J'ai eu un peu de mal avec le mode de narration de ce roman : on a en majorité affaire à des témoignages a posteriori. Donc c'est un personnage qui raconte à quelqu'un d'autre et parfois, on a un récit à l'intérieur d'un autre récit si bien qu'on finit par ne plus savoir qui raconte et à qui !
Ceci dit, on se demande ce que Gary aurait écrit s'il vivait encore aujourd'hui et qu'il voyait l'ampleur qu'a prise la crise écologique depuis la parution de ce roman. En tout cas, un lecteur du 21e siècle peut difficilement apprécier un personnage comme Waitari, futur Staline en puissance, qui se dit prêt à éradiquer tous les animaux d'Afrique pour pouvoir couvrir son continent d'usines et de routes au nom du "progrès".
Mais le plus beau dans ce roman, c'est Morel, qui est dépeint en grande partie à travers les témoignages des gens qui l'ont connu donc il passe tantôt pour un farfelu, tantôt pour un merveilleux idéaliste et le personnage n'en paraît que plus fascinant.
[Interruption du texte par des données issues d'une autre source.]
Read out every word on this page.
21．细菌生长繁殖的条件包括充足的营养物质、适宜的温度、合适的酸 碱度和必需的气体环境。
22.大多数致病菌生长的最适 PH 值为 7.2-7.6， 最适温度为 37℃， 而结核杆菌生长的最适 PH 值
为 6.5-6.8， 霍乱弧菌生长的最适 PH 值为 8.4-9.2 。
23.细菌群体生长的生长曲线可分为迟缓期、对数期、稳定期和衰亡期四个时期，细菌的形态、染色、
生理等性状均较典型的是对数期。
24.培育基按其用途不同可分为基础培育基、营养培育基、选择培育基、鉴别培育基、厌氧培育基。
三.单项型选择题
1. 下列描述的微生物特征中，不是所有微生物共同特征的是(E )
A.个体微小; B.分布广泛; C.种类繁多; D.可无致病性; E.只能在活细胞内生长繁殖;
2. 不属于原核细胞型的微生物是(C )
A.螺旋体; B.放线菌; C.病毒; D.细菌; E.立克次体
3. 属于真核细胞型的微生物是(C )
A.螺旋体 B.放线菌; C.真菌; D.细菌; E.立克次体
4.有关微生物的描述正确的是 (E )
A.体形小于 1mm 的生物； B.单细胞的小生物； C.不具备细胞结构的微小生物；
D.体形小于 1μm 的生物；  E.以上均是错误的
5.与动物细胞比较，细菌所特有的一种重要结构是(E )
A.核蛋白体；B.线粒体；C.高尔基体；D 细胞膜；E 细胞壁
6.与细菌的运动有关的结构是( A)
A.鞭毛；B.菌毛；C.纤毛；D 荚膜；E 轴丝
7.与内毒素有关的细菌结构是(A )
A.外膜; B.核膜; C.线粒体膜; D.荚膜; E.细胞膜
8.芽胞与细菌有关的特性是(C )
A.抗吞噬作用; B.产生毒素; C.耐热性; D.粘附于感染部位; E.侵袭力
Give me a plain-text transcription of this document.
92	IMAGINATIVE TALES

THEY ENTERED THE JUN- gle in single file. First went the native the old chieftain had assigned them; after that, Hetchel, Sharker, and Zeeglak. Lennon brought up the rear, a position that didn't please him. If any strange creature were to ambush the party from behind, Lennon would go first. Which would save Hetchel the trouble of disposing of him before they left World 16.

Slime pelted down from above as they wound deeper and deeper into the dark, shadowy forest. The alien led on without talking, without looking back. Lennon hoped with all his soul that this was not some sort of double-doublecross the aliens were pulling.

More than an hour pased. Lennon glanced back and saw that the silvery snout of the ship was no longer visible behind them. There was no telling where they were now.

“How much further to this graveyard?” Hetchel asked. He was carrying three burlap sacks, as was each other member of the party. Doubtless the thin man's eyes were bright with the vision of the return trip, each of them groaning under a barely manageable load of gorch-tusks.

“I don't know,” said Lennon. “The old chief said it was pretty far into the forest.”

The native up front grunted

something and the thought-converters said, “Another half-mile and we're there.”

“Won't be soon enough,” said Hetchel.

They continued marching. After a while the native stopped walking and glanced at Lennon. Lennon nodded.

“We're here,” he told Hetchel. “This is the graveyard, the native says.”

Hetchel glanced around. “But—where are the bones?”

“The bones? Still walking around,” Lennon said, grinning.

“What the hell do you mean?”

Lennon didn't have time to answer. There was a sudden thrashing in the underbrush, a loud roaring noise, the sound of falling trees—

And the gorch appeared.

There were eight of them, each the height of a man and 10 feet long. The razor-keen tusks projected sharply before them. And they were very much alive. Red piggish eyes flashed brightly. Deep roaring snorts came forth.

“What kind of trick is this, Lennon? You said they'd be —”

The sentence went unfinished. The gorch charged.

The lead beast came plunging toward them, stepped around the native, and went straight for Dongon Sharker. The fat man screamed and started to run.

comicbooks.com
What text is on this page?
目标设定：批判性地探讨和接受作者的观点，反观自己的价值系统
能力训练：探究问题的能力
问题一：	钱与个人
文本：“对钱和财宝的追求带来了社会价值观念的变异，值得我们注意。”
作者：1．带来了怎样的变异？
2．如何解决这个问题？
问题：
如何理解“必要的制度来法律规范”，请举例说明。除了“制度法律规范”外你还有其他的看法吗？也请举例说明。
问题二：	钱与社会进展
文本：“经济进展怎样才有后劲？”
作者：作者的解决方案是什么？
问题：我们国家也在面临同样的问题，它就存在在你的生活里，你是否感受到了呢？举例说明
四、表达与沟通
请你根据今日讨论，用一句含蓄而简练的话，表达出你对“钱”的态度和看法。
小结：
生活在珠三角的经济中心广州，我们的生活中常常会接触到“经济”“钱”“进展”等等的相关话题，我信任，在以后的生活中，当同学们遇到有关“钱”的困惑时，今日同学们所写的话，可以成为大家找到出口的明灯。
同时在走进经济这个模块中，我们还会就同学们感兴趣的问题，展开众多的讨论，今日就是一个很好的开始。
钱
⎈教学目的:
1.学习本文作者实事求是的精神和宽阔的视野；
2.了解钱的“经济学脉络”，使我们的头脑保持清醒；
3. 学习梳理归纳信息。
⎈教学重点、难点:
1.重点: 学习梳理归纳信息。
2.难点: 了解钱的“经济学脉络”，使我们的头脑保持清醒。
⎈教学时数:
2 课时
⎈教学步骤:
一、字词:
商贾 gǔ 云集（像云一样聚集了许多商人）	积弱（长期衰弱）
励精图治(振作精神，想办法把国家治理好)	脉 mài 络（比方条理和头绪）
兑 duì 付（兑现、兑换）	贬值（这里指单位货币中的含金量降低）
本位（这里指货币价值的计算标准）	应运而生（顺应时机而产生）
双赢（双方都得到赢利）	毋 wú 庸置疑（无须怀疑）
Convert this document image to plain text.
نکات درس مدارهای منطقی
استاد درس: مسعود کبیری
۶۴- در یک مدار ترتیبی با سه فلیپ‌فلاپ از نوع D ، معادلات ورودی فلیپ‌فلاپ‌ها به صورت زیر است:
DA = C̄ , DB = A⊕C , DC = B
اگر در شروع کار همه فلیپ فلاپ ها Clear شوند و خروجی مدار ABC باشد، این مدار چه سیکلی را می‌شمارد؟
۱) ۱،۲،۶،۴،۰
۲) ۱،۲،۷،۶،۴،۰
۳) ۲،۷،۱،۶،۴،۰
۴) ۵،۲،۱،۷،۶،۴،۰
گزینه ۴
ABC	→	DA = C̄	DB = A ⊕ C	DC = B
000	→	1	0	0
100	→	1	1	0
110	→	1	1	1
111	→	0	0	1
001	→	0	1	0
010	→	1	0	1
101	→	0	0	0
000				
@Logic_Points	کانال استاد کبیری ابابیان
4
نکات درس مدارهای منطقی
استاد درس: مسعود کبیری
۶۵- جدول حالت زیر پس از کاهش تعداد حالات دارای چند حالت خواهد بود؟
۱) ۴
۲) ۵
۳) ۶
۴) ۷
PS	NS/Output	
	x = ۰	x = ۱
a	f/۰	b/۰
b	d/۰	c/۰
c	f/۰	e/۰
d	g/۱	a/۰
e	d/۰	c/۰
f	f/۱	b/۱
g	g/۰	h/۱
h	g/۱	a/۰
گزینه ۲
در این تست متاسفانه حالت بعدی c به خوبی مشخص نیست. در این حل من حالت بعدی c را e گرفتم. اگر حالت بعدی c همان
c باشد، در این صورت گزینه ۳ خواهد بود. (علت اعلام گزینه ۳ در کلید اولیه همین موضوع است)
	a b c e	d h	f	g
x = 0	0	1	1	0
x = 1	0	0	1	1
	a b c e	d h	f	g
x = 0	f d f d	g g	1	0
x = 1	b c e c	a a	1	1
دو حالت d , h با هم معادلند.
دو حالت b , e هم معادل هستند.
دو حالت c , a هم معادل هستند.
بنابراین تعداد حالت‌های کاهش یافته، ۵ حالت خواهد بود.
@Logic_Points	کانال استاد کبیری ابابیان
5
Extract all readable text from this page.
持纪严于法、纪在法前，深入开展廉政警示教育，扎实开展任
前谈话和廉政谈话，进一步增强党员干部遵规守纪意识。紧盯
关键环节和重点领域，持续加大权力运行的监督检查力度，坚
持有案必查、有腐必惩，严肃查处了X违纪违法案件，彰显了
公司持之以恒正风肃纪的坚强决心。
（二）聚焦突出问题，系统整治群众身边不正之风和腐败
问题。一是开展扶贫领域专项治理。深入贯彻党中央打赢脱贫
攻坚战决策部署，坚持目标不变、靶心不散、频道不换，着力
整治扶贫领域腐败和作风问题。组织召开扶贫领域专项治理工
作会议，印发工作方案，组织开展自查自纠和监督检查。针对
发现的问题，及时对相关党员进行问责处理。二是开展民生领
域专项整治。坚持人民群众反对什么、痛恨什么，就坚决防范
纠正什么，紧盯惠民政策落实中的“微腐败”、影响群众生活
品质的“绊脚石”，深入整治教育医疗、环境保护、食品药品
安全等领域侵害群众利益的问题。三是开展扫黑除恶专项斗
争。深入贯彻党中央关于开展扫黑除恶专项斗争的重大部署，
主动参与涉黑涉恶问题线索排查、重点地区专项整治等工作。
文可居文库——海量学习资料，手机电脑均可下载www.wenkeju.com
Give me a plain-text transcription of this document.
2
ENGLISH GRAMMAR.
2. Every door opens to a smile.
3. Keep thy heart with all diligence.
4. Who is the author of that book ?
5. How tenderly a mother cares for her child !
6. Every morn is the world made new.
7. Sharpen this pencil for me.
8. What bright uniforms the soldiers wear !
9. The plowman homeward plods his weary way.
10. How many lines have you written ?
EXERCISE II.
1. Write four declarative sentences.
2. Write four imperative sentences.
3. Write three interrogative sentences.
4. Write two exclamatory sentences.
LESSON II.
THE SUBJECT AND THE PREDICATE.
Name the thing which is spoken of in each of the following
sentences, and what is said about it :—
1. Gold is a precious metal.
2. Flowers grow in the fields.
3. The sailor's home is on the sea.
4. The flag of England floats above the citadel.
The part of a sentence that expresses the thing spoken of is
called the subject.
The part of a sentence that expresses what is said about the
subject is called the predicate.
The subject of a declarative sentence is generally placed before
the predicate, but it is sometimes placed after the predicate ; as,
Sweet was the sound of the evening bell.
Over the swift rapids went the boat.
Et puis, une fois qu'on le rencontre vraiment et que c'est lui qui dit sa vérité...Personnellement, je l'ai trouvé très émouvant dans sa volonté pure et désintéressée de sauver les éléphants et dans sa conception de ce que doit être la dignité humaine. C'est l'histoire d'un homme qui a connu le pire de l'humanité et qui se bat pour lui indiquer le chemin à suivre pour atteindre le meilleure. Et pour Morel, l'humanité, pour se réaliser dans sa meilleure forme, doit accepter de laisser sa place à la nature au lieu de tout écraser dans sa course au progrès. Gary a créé là un personnage dont l'inébranlable confiance en l'humanité touche au sublime ! On a beau se dire qu'il est vraiment trop optimiste, c'est quand même très beau à lire.